Average procurement of milk by the Karnataka Milk Federation is up by about 15% when compared with the corresponding period last year

Published - June 25, 2024 10:26 pm IST - Bengaluru

The new prices were announced by the Karnataka Milk Federation on Tuesday.

The new prices were announced by the Karnataka Milk Federation on Tuesday. | Photo Credit: SUDHAKARA JAIN

Good monsoon and increased procurement price being passed on to dairy farmers have increased the average procurement of milk by the Karnataka Milk Federation (KMF) by about 15% when compared with the corresponding period last year.

While the average procurement of milk in Karnataka was around 90 lakh litres daily last year, it has increased to 99 lakh litres this year, Chief Minister Siddaramaiah pointed out in a statement on Tuesday in which he justified the additional 50 ml milk being supplied in Nandini packets at an additional cost of ₹2 saying that it was to protect the interests of the dairy farmers.

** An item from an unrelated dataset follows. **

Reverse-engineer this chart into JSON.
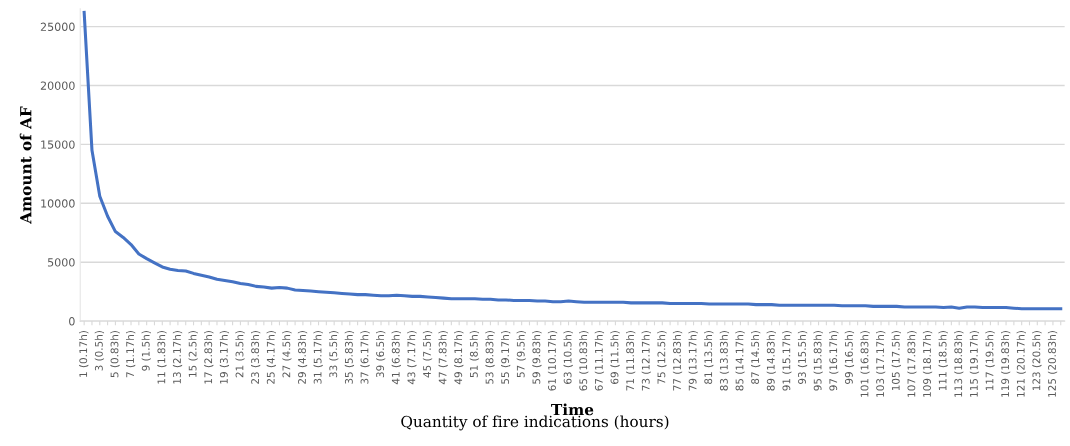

The new prices were announced by the KMF on Tuesday.

‘Not turning back farmers’

“At no point, the village-level dairy societies should refuse to procure the milk brought by the farmer and increased quantity in milk packets is to protect the farmers’ interests. There has been no increase in the price of milk. But the additional cost is for the additional quantity of milk,” the Chief Minister clarified.

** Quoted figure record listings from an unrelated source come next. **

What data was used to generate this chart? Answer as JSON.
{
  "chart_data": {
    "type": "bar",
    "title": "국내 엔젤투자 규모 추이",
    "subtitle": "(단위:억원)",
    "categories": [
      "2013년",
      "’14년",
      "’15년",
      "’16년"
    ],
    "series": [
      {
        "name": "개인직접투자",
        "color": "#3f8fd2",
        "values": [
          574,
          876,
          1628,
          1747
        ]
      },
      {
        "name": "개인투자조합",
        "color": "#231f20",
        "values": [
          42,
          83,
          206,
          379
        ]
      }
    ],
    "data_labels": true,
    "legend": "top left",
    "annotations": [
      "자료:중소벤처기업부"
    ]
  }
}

He said the KMF was already converting 30 lakh litres of milk into skimmed milk powder and producing about 250 tonnes daily. “The production is commensurate with the demand,” Mr. Siddaramaiah said.

The Chief Minister said that when the Congress government came to power in May 2023, an average 72 lakh litres of milk was being procured. “After the retail milk price increased by ₹3 a litre and the amount was passed on to farmers, dairy farming became profitable to farmers. Along with that, availability of green fodder due to good rainfall has resulted in the KMF’s procurement reaching almost one crore litre a day,” he said. The KMF has decided to pass on the additional milk to the consumer without adding much burden.

No distress sale

One other reason for milk procurement increasing in Karnataka since last year, despite drought prevailing in the State, has been attributed to a decrease in the distress sale of cattle. An official of the KMF recently said though the cattle sales had continued, it was more or less stabilised after the price hike. Cattle sales, especially in the Old Mysore region, had been attributed to high input cost and low returns.